Seated on a vintage sofa in his Nampa home, Elijah Jensen watches light flood through the mail slot in his door and puddle on his wood floor. As the hatch squeaks shut, a few letters and a medium-sized package slide across the floor. Jensen's eyes light up as he grabs the pile and thumbs through its contents. Unlike most of us, Jensen still eagerly awaits the mailman.
In April 2009, while living in a New Jersey hotel for a job, Jensen got the idea to start the Dying Letter Office. His goal was to revive the lost art of letter writing and make some tangible human connections along the way.
"Really the impetus, the idea was, I want to connect with people," said Jensen. "The idea itself was I'm going to send nice things to people and give them a chance to smile."
So Jensen did what anyone looking to revive the dying mail system might do: He started a Facebook page. Jensen began collecting friends' mailing addresses online and prepping eclectic, artful packages to send out.
"I was using the Internet to compile these addresses, but really, I was using those addresses as this sort of fight against intangible communication," said Jensen.
Jensen's first package included a typed letter, a mix CD, a hand-plucked dried plant, and a fill-in-the-blanks "summertime party" invite for people to photocopy and send out. The letter's mission statement read:
"1. Sending packages is fun, let's do it!; 2. Receiving packages is even more fun, let's accept them!; 3. We will circumvent less expressive 'social networks'; 4. And make new friends!; 5. This is not a scam."

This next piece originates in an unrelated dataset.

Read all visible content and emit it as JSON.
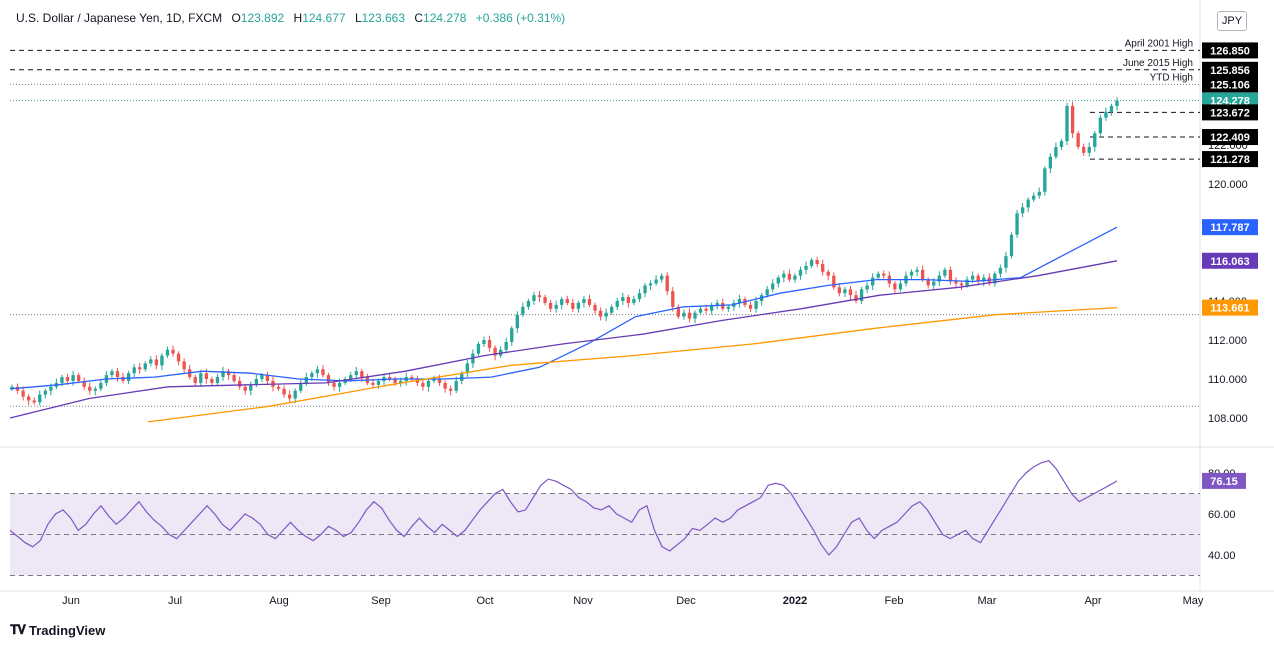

DLO was a hit. Jensen mailed the first package to 50 people, and the list continued to grow from there, hitting approximately 100 at one point. He filled his packages with delicate handmade items: pocket letterpresses, fill-in-the-bubble comics, a build-your-own 3D model of his home. Soon, friends of friends of friends who Jensen had never met were asking to be involved with the Dying Letter Office. Now, a large portion of those correspondences—both Jensen's packages and the items people sent him back—will be split into two public exhibitions: one opening on First Thursday, Feb. 2, at Bricolage, and the other on Saturday, Feb. 4, at Black Hunger gallery.
"It's exciting to get something fun in the mail," said Chelsea Snow, Bricolage co-owner and DLO recipient. "It's kind of the only cool thing I get unless it's like my birthday—it's bills and junk and the occasional awesome thing from Elijah."
Though the DLO packages are all unique, there is a uniting thread: "A painstaking effort to avoid ease," as Jensen puts it. There are tiny drawings, vintage slides, instructions for how to make black tea-ringed tree stumps and delicate hand-bound books of poetry featuring musings like, "Who cares? Everyone. And I think that is the most beautiful thing."
"When we get them, [my husband] Ben and I wait until we're home together to open it," said Bricolage co-owner Juliana McLenna. "It's become kind of a sacred thing; we would never open it without the other one."
But the project hasn't gone exactly as intended. Though Jensen has received a number of things back from DLO participants--hand-spun yarn, bird stencils, pressed flowers—DLO hasn't been nearly as collaborative as he had originally hoped.
"How many I send out and how many I receive back, it's about the same ratio every time, it's about 10 percent," said Jensen. "If I sent out to 50 people, I'd get like five back."
For Snow, the act of getting an envelope, stamps and mailing out a package turns out to be harder than it sounds.
"I have been pretty lame about responding," admitted Snow. "I don't send it because I'm not good at things like that. But I always do the activity, and I feel like that's part of it."
Eli Craven, Black Hunger gallery artist and DLO participant, agrees.
"Even when you really believe in something someone's doing, it's really hard to step up and put forth the effort and do it," said Craven.
But when Jensen mailed out a comic about a fictional drink called the "Menstruating Yeti," he got back something spirited: Three Menstruating Yeti drink recipes from 10th Street Station bartender Dan Krejci. Jensen decided to throw a party for DLOers featuring the specialty drinks. The back-and-forth collaboration inspired him to take a different approach with the project.
"That's when I stopped giving the assignments out," explained Jensen. "I was just trying my best to gather artifacts and I realized that was the wrong approach. I just send out what I want to and then people send back what they want to. And it'll just sort of naturally flow."
That flow will be on display this First Thursday, Feb. 2, at Bricolage from 6-9 p.m. Jensen has crafted a few DLO-related specialty items for purchase and has teamed up with Collapse Theater's Kelly Broich for an interactive event. The party continues at Black Hunger Gallery on Saturday, Feb. 4, with another, more elaborate exhibition of Jensen's DLO collaborations, starting at 6 p.m.
Though Jensen might not have resurrected the mail system, his dedication to the art of mailing his thoughts and gifts has helped draw attention to the simple joy of opening a folded letter and unwrapping a handmade artifact.
"Although it is seen as an archaic method of communication, people still do care about it," said Jensen. "Even if it's like 10 people. That makes it almost more powerful to me."